Ironically enough, the Americans digging TDOS are the Americans most likely to earnestly take on board Cypher’s criticisms. They’re the same Americans who made a point of checking out Anthony Lane’s thoughts on the movie.

i.e., They’re the same Americans glued to the news this weekend, even though utterly assured that impeachment will be a wash.

To view TDOS as any sort of commentary on Stalin and Russia is to commit to a double misreading.

Writer/Director Armando Ianucci is the big kahuna responsible for rolling out the HBO political satire Veep. He left at the close of season five, when its satire couldn’t keep up with the headlines. Disembarking at the Land of the Rose he came home to a political scene every bit as bonkers as the one he’d left behind.

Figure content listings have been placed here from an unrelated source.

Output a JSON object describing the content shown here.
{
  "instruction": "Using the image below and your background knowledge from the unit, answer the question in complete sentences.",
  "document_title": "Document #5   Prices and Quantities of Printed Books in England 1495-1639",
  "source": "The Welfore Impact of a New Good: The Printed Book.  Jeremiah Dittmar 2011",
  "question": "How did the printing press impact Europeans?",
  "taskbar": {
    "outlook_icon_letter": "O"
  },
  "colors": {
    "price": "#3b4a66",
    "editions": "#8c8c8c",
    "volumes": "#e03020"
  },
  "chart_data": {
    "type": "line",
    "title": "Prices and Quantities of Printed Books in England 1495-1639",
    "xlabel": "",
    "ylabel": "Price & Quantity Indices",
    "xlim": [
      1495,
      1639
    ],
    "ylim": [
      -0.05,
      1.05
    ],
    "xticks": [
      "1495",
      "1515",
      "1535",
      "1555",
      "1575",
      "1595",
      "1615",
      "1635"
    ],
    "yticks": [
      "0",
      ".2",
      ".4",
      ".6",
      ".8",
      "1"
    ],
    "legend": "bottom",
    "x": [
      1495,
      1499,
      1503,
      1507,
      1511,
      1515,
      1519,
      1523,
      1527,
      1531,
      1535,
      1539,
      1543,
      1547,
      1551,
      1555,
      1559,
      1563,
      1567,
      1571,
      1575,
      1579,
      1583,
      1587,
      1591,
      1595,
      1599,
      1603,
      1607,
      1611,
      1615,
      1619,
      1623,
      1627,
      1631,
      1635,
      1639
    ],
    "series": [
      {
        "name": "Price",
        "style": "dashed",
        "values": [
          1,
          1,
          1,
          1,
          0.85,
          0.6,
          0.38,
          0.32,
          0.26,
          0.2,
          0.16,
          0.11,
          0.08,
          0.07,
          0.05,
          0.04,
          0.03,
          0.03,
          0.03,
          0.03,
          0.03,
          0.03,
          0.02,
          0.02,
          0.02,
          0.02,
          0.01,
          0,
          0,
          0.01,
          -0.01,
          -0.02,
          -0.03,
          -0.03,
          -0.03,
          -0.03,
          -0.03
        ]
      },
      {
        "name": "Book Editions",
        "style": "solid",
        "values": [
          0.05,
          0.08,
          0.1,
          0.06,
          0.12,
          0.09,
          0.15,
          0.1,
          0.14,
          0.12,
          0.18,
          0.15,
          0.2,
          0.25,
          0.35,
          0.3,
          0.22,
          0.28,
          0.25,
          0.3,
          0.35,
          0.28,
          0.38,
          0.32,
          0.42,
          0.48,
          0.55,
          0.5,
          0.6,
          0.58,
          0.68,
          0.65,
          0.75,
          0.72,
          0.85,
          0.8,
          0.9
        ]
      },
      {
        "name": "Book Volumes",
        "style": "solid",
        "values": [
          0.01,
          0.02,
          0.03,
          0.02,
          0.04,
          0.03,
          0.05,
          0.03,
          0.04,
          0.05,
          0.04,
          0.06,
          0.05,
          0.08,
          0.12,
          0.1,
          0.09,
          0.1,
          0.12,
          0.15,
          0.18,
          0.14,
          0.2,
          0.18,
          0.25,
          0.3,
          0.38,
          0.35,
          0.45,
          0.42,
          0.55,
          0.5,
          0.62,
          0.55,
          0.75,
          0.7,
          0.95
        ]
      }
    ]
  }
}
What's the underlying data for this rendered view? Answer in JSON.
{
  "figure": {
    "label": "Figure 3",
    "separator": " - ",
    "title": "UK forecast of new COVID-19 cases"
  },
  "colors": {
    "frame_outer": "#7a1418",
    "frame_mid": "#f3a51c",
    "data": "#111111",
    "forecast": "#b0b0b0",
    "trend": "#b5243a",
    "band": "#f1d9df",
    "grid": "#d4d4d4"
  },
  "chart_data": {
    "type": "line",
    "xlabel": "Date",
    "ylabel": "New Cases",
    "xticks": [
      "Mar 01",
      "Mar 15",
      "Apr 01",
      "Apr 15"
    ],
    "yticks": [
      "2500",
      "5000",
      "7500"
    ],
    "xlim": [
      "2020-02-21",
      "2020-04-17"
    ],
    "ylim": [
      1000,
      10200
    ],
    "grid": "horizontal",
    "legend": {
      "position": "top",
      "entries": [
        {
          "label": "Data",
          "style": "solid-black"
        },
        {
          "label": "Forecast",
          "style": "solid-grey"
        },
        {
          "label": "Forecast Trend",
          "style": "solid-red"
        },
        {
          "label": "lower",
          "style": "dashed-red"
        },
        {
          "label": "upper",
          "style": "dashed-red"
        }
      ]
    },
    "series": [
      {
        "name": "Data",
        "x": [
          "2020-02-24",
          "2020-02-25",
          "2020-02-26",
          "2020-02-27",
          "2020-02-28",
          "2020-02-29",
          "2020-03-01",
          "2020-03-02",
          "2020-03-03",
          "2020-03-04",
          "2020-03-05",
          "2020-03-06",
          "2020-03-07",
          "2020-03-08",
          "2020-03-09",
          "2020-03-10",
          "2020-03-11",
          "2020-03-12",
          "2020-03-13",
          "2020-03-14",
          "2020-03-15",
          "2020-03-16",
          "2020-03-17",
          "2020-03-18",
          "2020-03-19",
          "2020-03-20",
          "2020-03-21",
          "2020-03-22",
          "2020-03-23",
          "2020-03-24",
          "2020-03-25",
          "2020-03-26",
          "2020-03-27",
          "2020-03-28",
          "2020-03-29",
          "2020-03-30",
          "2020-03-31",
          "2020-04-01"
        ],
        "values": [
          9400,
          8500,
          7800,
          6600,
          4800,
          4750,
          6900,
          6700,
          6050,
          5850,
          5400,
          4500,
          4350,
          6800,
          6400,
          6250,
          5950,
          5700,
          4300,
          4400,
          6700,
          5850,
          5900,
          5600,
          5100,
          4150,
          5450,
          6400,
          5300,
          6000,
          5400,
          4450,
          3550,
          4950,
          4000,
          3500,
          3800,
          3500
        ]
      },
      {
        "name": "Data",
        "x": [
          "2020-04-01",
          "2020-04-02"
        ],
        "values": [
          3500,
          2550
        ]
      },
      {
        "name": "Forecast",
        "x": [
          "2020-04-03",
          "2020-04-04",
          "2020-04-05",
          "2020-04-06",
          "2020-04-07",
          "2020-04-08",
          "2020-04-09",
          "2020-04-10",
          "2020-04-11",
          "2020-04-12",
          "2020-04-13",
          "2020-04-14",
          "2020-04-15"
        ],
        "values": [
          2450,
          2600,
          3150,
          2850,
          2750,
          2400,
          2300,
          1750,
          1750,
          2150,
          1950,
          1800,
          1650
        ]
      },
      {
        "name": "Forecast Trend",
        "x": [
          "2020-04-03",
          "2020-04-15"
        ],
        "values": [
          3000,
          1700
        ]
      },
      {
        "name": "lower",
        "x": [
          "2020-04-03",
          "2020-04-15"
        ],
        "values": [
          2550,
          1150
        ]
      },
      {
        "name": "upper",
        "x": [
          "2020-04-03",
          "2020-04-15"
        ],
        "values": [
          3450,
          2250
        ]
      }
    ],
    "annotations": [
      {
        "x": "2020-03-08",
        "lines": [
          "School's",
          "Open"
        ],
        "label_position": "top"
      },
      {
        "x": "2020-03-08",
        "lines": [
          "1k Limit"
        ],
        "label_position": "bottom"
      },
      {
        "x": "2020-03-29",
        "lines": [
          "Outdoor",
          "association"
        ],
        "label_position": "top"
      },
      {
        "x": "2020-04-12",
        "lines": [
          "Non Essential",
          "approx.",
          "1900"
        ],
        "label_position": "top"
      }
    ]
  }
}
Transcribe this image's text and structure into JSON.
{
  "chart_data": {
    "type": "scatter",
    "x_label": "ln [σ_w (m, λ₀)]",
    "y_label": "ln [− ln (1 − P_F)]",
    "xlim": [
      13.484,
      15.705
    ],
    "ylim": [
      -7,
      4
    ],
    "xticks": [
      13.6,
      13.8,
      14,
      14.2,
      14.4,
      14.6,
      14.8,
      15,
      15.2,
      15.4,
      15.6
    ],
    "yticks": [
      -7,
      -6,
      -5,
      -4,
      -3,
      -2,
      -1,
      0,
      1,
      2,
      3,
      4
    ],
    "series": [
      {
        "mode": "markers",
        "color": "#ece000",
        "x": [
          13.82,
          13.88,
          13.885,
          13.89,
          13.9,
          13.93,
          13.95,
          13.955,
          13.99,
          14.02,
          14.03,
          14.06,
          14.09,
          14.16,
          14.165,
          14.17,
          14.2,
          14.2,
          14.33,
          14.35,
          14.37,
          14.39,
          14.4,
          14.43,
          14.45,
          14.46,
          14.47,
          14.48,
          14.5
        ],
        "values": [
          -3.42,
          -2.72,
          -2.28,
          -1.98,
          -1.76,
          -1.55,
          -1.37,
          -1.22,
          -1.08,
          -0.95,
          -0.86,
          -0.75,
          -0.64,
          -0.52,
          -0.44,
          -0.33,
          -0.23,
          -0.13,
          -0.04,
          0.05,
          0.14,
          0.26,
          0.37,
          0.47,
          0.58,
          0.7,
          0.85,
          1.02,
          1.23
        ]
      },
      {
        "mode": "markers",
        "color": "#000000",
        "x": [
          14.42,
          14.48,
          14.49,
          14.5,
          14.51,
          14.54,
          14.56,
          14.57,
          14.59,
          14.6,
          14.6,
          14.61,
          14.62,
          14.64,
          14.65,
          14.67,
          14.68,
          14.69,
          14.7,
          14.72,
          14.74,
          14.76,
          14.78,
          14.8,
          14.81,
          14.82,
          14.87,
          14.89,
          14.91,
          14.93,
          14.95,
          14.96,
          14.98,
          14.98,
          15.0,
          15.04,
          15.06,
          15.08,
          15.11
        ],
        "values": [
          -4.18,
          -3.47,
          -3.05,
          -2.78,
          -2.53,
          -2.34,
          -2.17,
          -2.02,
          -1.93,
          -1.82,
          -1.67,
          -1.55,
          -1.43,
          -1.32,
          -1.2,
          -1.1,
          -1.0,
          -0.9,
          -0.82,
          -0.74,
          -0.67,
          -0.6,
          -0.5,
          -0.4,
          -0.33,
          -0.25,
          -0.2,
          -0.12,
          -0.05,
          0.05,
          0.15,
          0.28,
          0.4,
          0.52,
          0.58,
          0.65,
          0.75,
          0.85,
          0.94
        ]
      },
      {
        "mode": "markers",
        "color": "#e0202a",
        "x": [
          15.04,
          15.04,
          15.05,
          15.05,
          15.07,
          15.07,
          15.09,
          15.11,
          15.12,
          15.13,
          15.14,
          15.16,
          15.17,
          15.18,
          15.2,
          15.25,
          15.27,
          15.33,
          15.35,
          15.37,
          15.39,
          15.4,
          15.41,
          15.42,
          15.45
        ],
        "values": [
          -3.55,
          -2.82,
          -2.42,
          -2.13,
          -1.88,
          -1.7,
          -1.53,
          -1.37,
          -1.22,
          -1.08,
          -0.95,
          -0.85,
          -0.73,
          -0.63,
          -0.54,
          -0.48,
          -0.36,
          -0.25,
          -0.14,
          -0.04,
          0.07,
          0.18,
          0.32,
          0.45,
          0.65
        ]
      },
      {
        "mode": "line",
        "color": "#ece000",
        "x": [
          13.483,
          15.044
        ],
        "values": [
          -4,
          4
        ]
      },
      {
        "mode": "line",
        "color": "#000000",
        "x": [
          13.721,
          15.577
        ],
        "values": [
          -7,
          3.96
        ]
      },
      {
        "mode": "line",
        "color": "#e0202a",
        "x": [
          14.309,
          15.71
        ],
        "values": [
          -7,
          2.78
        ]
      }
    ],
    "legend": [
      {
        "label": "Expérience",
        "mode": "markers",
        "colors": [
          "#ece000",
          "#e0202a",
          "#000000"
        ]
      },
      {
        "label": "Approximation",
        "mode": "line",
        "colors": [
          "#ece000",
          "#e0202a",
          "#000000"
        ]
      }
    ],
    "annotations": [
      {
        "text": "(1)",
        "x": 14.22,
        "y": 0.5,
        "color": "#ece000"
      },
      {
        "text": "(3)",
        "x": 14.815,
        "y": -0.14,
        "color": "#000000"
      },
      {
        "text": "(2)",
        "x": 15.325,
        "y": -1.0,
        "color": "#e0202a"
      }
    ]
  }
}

Satirists can no longer satirise the contemporary political scene using contemporary political touchpoints — there is no way to render them any more grotesque than they already are. So Ianucci reached for the most grotesque political moment in living memory, and recomposed it set to recognisably contemporary Western cringe-comedy beats.

We aren’t watching a satire of Russian history — we are watching a satire of the Western Populist Present, the goons and clods who “lead” it, and the rubes and plebes who throw themselves into its collective pyre, wittingly or not.

That addresses misreading number one. The second misreading is of the American movie audience, the bulk of which cannot be bothered with this movie. Within this enormous group is another subset posting “red pill” take-downs of Star Wars and MCU movies. This is the “Pinochet did nothing wrong” bunch, and they also can’t be bothered to parse “Great Man Of History” vs. “Change from the top or bottom?” issues of historical interpretation — for them the matter settles squarely in the “Great Man” camp.

This bunch thinks “Putin’s a great guy.”

I’m not knocking Cypher’s exhortation toward deeper reading and pondering — “The answer lies in further study” is a personal motto. But at this point in history, those who place any value whatsoever in the tradition of American Liberalism dearly need to get their eye back on the ball and keep it there. And getting touchy about The Death Of Stalin is a distraction.

*Honestly, it is time for Hogtown to relinquish “Centre Of The Universe” status to Hamilton. Cos Toronto — man, we haven’t had that Spirit here since 1979.